The $50 million ransomware demand has been made basis a breach that seemingly contains a whole set of engineering and manufacturing schematics that are linked to various companies that Quanta serves. REvil, which runs the infamous dark web data marketplace called Happy Blog, posted the Quanta data dump on its site, urging the company to pay up a ransom amounting to $50 million for its data – something that Quanta refused to pay. Now, REvil threatens to release further sensitive, commercial Apple data if its demands are not met.

Earlier, REvil had posted what it claimed were internal documents belonging to Acer India, which included its pay orders and commercial documents that also seemingly revealed the company’s bank documents. It has continued to post data dumps from breaches on significant companies, but none may have so far been as big as the attack on Quanta documents – in turn involving Apple.

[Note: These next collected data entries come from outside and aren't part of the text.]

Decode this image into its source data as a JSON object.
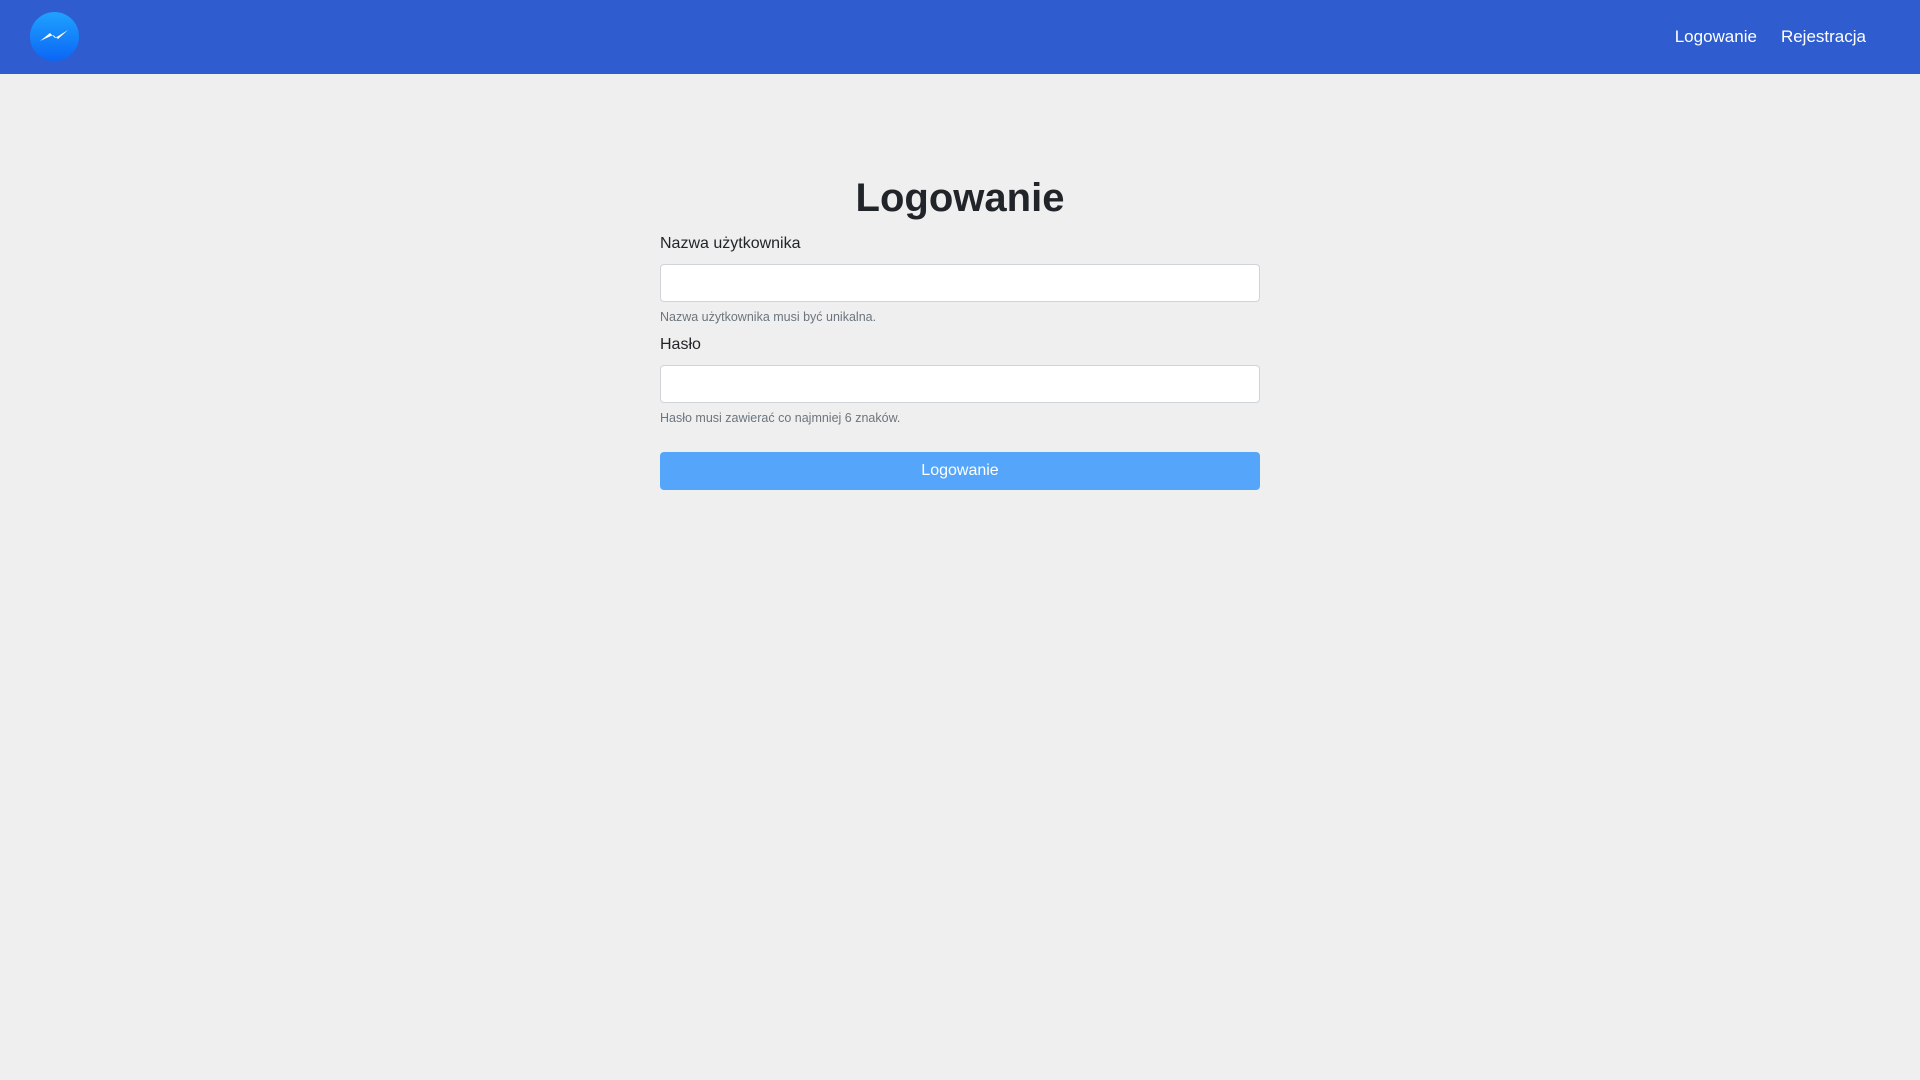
{
  "header": {
    "logo_icon": "messenger-icon",
    "nav": {
      "login_label": "Logowanie",
      "register_label": "Rejestracja"
    },
    "background_color": "#2f5ccf"
  },
  "form": {
    "title": "Logowanie",
    "username": {
      "label": "Nazwa użytkownika",
      "value": "",
      "placeholder": "",
      "help": "Nazwa użytkownika musi być unikalna."
    },
    "password": {
      "label": "Hasło",
      "value": "",
      "placeholder": "",
      "help": "Hasło musi zawierać co najmniej 6 znaków."
    },
    "submit_label": "Logowanie",
    "submit_color": "#55a6fb"
  }
}
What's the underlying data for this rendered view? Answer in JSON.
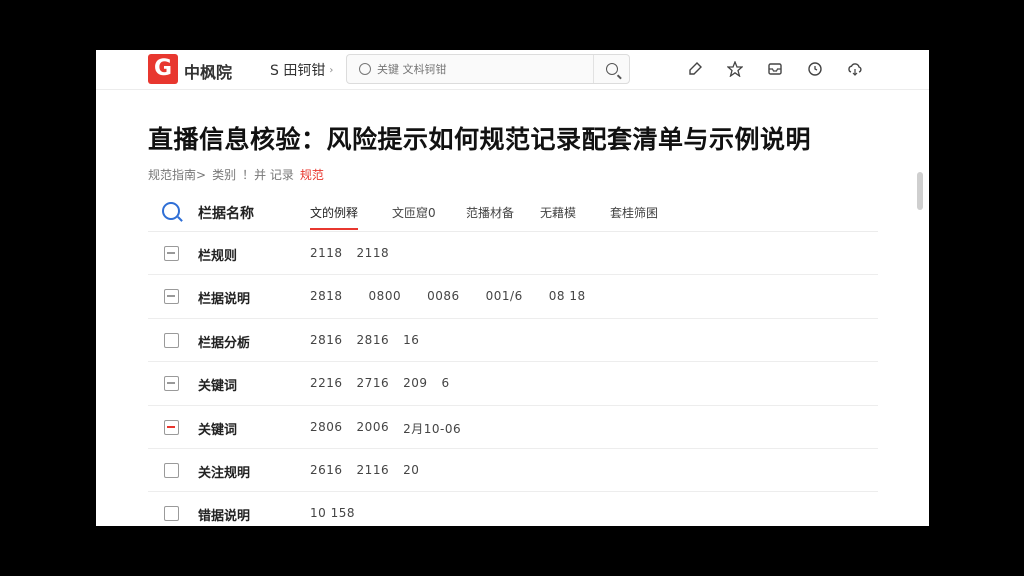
{
  "topbar": {
    "logo_letter": "G",
    "logo_text": "中枫院",
    "menu_label": "S 田钶钳",
    "menu_chevron": "›",
    "search_placeholder": "关键 文枓钶钳",
    "icons": [
      "note-icon",
      "pin-icon",
      "inbox-icon",
      "clock-icon",
      "cloud-icon"
    ]
  },
  "page": {
    "title": "直播信息核验：风险提示如何规范记录配套清单与示例说明",
    "breadcrumb": [
      "规范指南>",
      "类别",
      "！并 记录"
    ],
    "breadcrumb_current": "规范"
  },
  "tabs": {
    "header_label": "栏据名称",
    "items": [
      {
        "label": "文的例释",
        "active": true
      },
      {
        "label": "文匝窟0",
        "active": false
      },
      {
        "label": "范播材备",
        "active": false
      },
      {
        "label": "无藉模",
        "active": false
      },
      {
        "label": "套桂筛囷",
        "active": false
      }
    ]
  },
  "rows": [
    {
      "name": "栏规则",
      "values": [
        "2118",
        "2118"
      ],
      "checkbox": "partial"
    },
    {
      "name": "栏据说明",
      "values": [
        "2818",
        "0800",
        "0086",
        "001/6",
        "08 18"
      ],
      "checkbox": "partial"
    },
    {
      "name": "栏据分栃",
      "values": [
        "2816",
        "2816",
        "16"
      ],
      "checkbox": "empty"
    },
    {
      "name": "关键词",
      "values": [
        "2216",
        "2716",
        "209",
        "6"
      ],
      "checkbox": "partial"
    },
    {
      "name": "关键词",
      "values": [
        "2806",
        "2006",
        "2月10-06"
      ],
      "checkbox": "marked"
    },
    {
      "name": "关注规明",
      "values": [
        "2616",
        "2116",
        "20"
      ],
      "checkbox": "empty"
    },
    {
      "name": "错据说明",
      "values": [
        "10 158"
      ],
      "checkbox": "empty"
    }
  ],
  "colors": {
    "brand": "#e8372f",
    "accent_blue": "#2f6fd6"
  }
}
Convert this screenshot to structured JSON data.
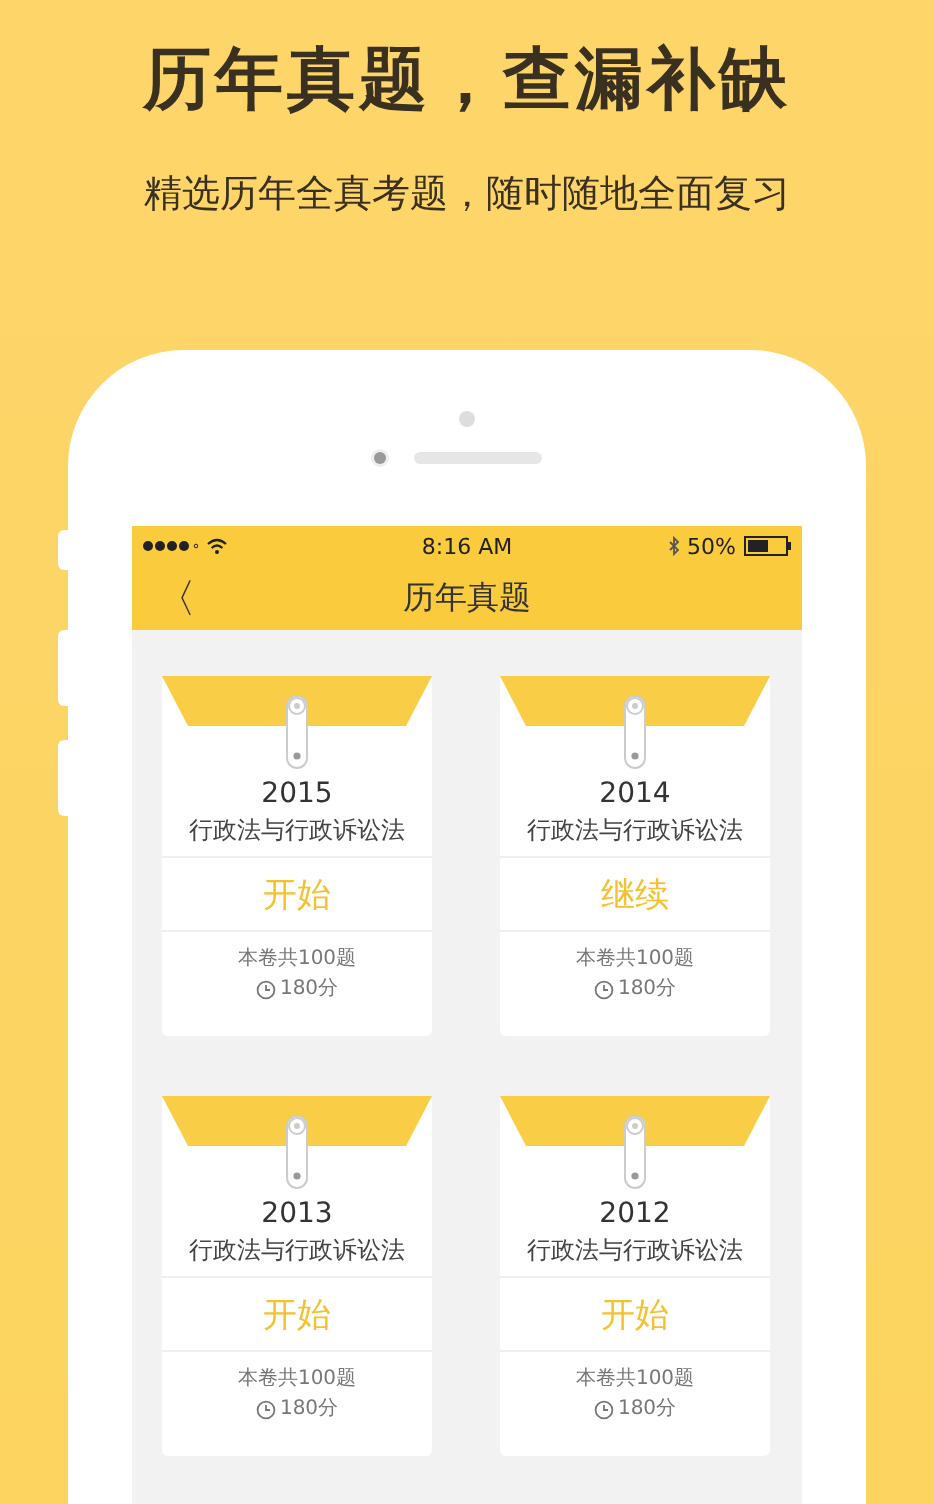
{
  "headline": "历年真题，查漏补缺",
  "subtitle": "精选历年全真考题，随时随地全面复习",
  "status_bar": {
    "time": "8:16 AM",
    "battery": "50%"
  },
  "nav": {
    "back": "〈",
    "title": "历年真题"
  },
  "papers": [
    {
      "year": "2015",
      "subject": "行政法与行政诉讼法",
      "action": "开始",
      "count": "本卷共100题",
      "duration": "180分"
    },
    {
      "year": "2014",
      "subject": "行政法与行政诉讼法",
      "action": "继续",
      "count": "本卷共100题",
      "duration": "180分"
    },
    {
      "year": "2013",
      "subject": "行政法与行政诉讼法",
      "action": "开始",
      "count": "本卷共100题",
      "duration": "180分"
    },
    {
      "year": "2012",
      "subject": "行政法与行政诉讼法",
      "action": "开始",
      "count": "本卷共100题",
      "duration": "180分"
    }
  ]
}
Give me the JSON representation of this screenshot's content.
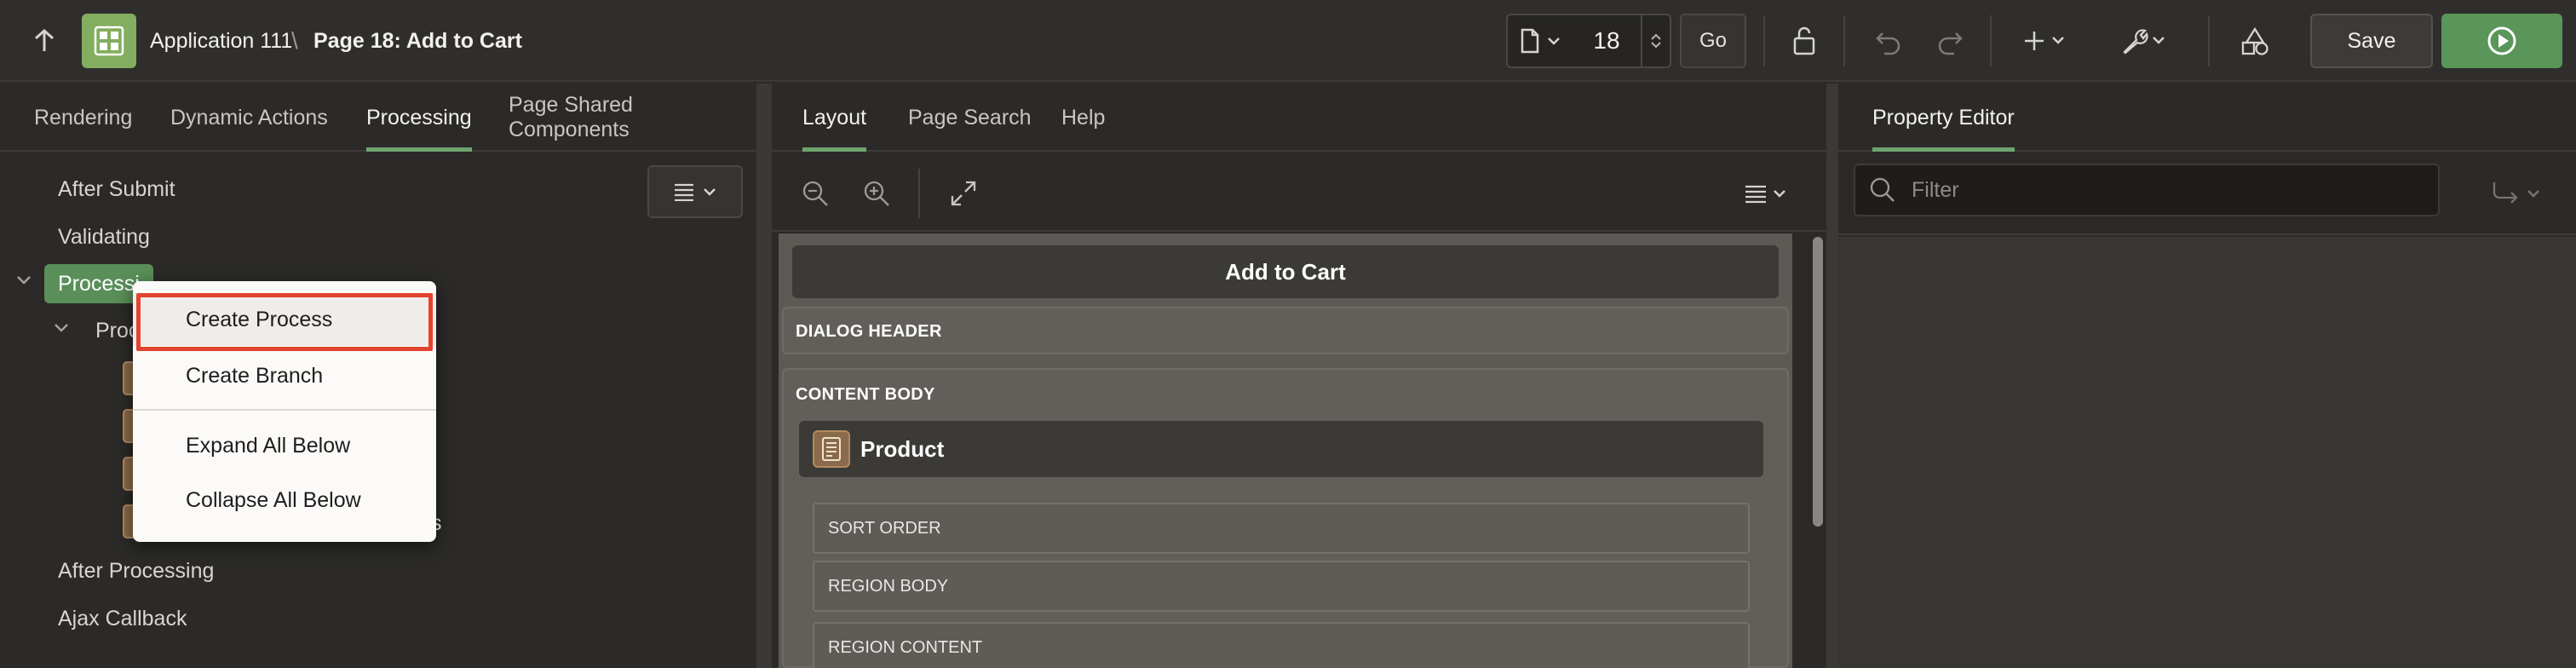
{
  "header": {
    "app_name": "Application 111",
    "page_title": "Page 18: Add to Cart",
    "page_number": "18",
    "go_label": "Go",
    "save_label": "Save"
  },
  "left": {
    "tabs": [
      "Rendering",
      "Dynamic Actions",
      "Processing",
      "Page Shared Components"
    ],
    "active_tab": "Processing",
    "tree": {
      "after_submit": "After Submit",
      "validating": "Validating",
      "processing": "Processi",
      "processes_partial": "Proc",
      "process_tail": "s",
      "after_processing": "After Processing",
      "ajax_callback": "Ajax Callback"
    }
  },
  "context_menu": {
    "items": [
      "Create Process",
      "Create Branch",
      "Expand All Below",
      "Collapse All Below"
    ]
  },
  "middle": {
    "tabs": [
      "Layout",
      "Page Search",
      "Help"
    ],
    "active_tab": "Layout",
    "dialog_title": "Add to Cart",
    "dialog_header": "DIALOG HEADER",
    "content_body": "CONTENT BODY",
    "region_title": "Product",
    "slots": [
      "SORT ORDER",
      "REGION BODY",
      "REGION CONTENT"
    ]
  },
  "right": {
    "tab": "Property Editor",
    "filter_placeholder": "Filter"
  },
  "colors": {
    "accent_green": "#5a9559",
    "highlight_red": "#e2432f",
    "process_brown": "#8a6a4a"
  }
}
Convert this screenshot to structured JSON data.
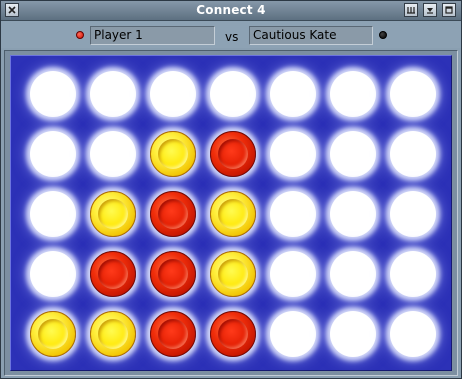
{
  "window": {
    "title": "Connect 4",
    "buttons": {
      "close": "close-icon",
      "menu": "menu-icon",
      "minimize": "minimize-icon",
      "maximize": "maximize-icon"
    }
  },
  "players": {
    "player1": {
      "name": "Player 1",
      "color": "#e01c00"
    },
    "vs_label": "vs",
    "player2": {
      "name": "Cautious Kate",
      "color": "#000000"
    }
  },
  "board": {
    "columns": 7,
    "rows": 5,
    "colors": {
      "background": "#2c31b7",
      "red": "#e01c00",
      "yellow": "#ffe600",
      "empty": "#ffffff"
    },
    "cells": [
      [
        "empty",
        "empty",
        "empty",
        "empty",
        "empty",
        "empty",
        "empty"
      ],
      [
        "empty",
        "empty",
        "yellow",
        "red",
        "empty",
        "empty",
        "empty"
      ],
      [
        "empty",
        "yellow",
        "red",
        "yellow",
        "empty",
        "empty",
        "empty"
      ],
      [
        "empty",
        "red",
        "red",
        "yellow",
        "empty",
        "empty",
        "empty"
      ],
      [
        "yellow",
        "yellow",
        "red",
        "red",
        "empty",
        "empty",
        "empty"
      ]
    ]
  }
}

Prior to the Apple Spring Loaded event on April 20th, REvil had posted schematics of the new iMac 2021, hence offering proof of its documents being legitimate. Further internal documents in its access also include a future MacBook design with new ports – which remains unreleased as of now. While Apple does maintain a tight hold on its internal documents, the trend of leaks means that revelation of company schematics is fairly regular. As a result, how the ransomware demand proceeds will likely depend on what other sensitive documents would the attackers have in their database.